Melbourne deer invasion to worsen with Great Forest National Park
Hunters are warning Melbourne’s deer invasion is set to worsen as the government moves to lock them out of state forests to create the Great Forest National Park.
Hunters warn Melbourne’s deer invasion is set to worsen as the government moves to lock them out of 486,412ha of state forests to the north and east of city to create the Great Forest National Park.
Green groups are pressuring the Allan Government to almost triple the parks and reserves network to the east and north of Melbourne, from the current 165,747ha to about 486,412ha.
But hunters warn locking them out of these forests would exacerbate Melbourne’s feral deer invasion, with Yarra Ranges, Manningham and Knox City councils already forced to pay professional shooters to cull hundreds of deer each year, at a cost of anywhere from $170 to $600 per kill.
Yarra Ranges deer project officer Brian Davey said the council had employed professional shooters to cull 434 deer in the shire over the past 12 months, with reports from landholders of another 1000 to 1200 sighted on properties.

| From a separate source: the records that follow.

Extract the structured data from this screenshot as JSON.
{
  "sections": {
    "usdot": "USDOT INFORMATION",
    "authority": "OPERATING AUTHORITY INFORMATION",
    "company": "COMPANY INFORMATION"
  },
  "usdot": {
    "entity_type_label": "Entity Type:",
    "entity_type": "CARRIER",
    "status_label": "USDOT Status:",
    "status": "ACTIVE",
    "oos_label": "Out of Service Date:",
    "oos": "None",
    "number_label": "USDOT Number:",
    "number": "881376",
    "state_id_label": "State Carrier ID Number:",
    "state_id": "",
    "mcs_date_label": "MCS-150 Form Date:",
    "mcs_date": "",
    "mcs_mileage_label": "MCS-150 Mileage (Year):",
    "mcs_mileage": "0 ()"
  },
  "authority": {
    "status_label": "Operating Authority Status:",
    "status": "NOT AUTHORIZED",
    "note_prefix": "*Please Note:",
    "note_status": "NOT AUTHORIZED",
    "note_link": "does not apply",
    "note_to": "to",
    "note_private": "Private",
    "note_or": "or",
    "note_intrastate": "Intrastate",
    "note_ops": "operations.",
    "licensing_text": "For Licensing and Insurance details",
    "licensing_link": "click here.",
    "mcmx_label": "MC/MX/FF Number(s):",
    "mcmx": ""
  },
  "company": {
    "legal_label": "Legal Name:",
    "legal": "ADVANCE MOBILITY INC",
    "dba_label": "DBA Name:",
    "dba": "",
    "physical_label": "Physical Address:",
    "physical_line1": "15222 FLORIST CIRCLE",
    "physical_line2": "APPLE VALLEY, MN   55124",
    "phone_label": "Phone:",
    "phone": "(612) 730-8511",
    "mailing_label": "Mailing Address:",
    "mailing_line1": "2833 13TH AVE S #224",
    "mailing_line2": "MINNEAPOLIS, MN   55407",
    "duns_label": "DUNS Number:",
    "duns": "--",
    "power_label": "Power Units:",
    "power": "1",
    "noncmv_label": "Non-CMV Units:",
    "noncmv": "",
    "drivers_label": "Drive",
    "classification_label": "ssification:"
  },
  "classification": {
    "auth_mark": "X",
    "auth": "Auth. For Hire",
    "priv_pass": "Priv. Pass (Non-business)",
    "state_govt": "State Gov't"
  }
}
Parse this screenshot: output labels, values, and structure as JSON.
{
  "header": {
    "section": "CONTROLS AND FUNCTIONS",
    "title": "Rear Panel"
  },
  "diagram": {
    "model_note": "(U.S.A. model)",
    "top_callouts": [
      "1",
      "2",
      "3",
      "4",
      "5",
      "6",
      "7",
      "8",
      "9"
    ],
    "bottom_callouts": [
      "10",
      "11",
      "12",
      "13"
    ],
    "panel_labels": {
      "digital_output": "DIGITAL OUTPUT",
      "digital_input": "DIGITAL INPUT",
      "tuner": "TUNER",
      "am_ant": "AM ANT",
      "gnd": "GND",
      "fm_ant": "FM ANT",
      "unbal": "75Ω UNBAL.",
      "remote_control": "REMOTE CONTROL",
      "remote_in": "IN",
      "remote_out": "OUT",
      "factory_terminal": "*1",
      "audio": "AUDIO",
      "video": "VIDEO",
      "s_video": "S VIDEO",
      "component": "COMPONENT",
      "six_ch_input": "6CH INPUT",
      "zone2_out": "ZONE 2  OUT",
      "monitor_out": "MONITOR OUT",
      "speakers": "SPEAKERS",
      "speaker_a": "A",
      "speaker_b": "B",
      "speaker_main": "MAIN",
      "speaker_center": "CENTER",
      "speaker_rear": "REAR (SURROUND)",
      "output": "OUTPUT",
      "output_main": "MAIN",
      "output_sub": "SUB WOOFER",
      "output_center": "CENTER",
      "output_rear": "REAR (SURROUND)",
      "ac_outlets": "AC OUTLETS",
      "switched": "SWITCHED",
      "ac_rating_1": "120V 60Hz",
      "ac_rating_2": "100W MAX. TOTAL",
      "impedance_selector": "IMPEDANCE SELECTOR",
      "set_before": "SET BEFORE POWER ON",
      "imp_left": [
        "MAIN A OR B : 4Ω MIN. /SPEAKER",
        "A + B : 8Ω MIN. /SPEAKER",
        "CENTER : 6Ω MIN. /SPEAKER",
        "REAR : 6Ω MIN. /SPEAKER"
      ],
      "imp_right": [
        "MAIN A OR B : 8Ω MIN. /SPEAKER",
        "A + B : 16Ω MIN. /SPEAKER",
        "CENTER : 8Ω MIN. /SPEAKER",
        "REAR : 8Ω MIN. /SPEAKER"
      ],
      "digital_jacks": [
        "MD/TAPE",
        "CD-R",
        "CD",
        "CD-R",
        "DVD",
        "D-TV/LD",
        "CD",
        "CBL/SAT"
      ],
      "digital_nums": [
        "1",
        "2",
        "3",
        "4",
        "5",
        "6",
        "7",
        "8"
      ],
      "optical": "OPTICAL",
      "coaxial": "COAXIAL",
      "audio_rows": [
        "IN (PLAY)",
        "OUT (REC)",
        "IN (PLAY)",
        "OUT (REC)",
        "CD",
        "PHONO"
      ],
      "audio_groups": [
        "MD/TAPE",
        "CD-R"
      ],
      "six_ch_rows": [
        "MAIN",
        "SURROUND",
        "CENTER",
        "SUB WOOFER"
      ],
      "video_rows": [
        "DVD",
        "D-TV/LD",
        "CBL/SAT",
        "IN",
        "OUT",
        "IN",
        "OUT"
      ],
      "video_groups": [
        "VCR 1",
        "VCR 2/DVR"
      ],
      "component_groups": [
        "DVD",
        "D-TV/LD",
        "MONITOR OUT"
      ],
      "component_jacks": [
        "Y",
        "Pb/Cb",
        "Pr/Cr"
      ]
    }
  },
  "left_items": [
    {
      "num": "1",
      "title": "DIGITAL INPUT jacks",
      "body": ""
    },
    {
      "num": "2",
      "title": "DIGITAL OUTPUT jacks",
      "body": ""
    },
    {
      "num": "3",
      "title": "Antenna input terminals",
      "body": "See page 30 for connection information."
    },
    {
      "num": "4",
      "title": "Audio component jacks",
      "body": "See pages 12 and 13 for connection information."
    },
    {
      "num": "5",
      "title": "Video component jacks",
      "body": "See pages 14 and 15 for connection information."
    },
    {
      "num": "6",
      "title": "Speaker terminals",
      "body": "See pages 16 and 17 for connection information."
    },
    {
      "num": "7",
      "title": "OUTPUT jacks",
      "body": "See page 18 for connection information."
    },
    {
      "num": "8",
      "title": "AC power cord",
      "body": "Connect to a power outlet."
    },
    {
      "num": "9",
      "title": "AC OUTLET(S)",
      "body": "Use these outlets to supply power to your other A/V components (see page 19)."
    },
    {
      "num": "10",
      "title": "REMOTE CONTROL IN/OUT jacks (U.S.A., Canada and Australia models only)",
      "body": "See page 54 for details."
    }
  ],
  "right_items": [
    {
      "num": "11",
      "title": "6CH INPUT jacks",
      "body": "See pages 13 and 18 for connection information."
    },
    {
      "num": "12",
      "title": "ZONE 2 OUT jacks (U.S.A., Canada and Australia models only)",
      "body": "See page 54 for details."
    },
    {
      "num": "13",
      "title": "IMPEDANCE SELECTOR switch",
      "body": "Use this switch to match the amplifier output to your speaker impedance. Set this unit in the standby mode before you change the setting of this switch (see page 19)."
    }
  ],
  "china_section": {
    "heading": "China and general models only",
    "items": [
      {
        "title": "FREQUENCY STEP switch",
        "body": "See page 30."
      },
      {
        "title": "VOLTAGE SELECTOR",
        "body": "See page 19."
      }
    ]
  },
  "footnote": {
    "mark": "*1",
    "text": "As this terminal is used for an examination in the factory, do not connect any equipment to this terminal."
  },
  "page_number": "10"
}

Procull Solutions professional shooter David Rowland – who shot 285 deer in Yarra Ranges, 221 in Manningham and another 60 within the Knox City Council area – warned the problem would only get worse if more land was locked up in national parks.
“If they make that Great Forest National Park, it will be an expensive disaster,” Mr Rowland said.
“A lot of the deer I shoot on private properties, at night with a thermal scope, are coming out of parks and Melbourne Water’s catchments. They’re the cane toads of Victoria.”
The Game Management Authority’s recent harvest report estimated hunters shot 137,090 deer in 2023, 11 per cent more than 2022, as the number of game licence holders endorsed to hunt them increased by about 10,000 to more than 52,000.
Sporting Shooters Association of Australia Victorian division spokesman Barry Howlett said maintaining hunters’ access to public land was critical to controlling deer.
“A crude rule of thumb is that you need to remove 30 per cent of a wild deer population in a given year to keep a lid on population growth,” Mr Howlett said.
“It is clear that the recreational harvest of deer is the most significant factor in achieving that.
“That is a part of why we are so strong on maintaining the public land access that we currently have. If you make it harder for hunters that’s obviously bad news for hunters, but the negatives would logically flow on to the environment, to agriculture and to local economies.”
In October last year the Arthur Rylah Institute released its first estimate of the deer population on public land, which it put at somewhere between 146,732 and 255,490; a mean of 191,153.
Just how many deer there are on both public and private land is unknown with estimates ranging from a few hundred thousand to a million.
The government has awarded 16 contracts over the past 18 months, worth a total of $5.3m to cull deer across the state, with at least half the funds going to aerial shooting.
“Aerial shooting will continue to be delivered under biodiversity programs, including the Victorian Deer Control Program, to ensure that localised reductions in deer numbers are maintained and that effective, long-lasting biodiversity outcomes are achieved,” a government spokesman said.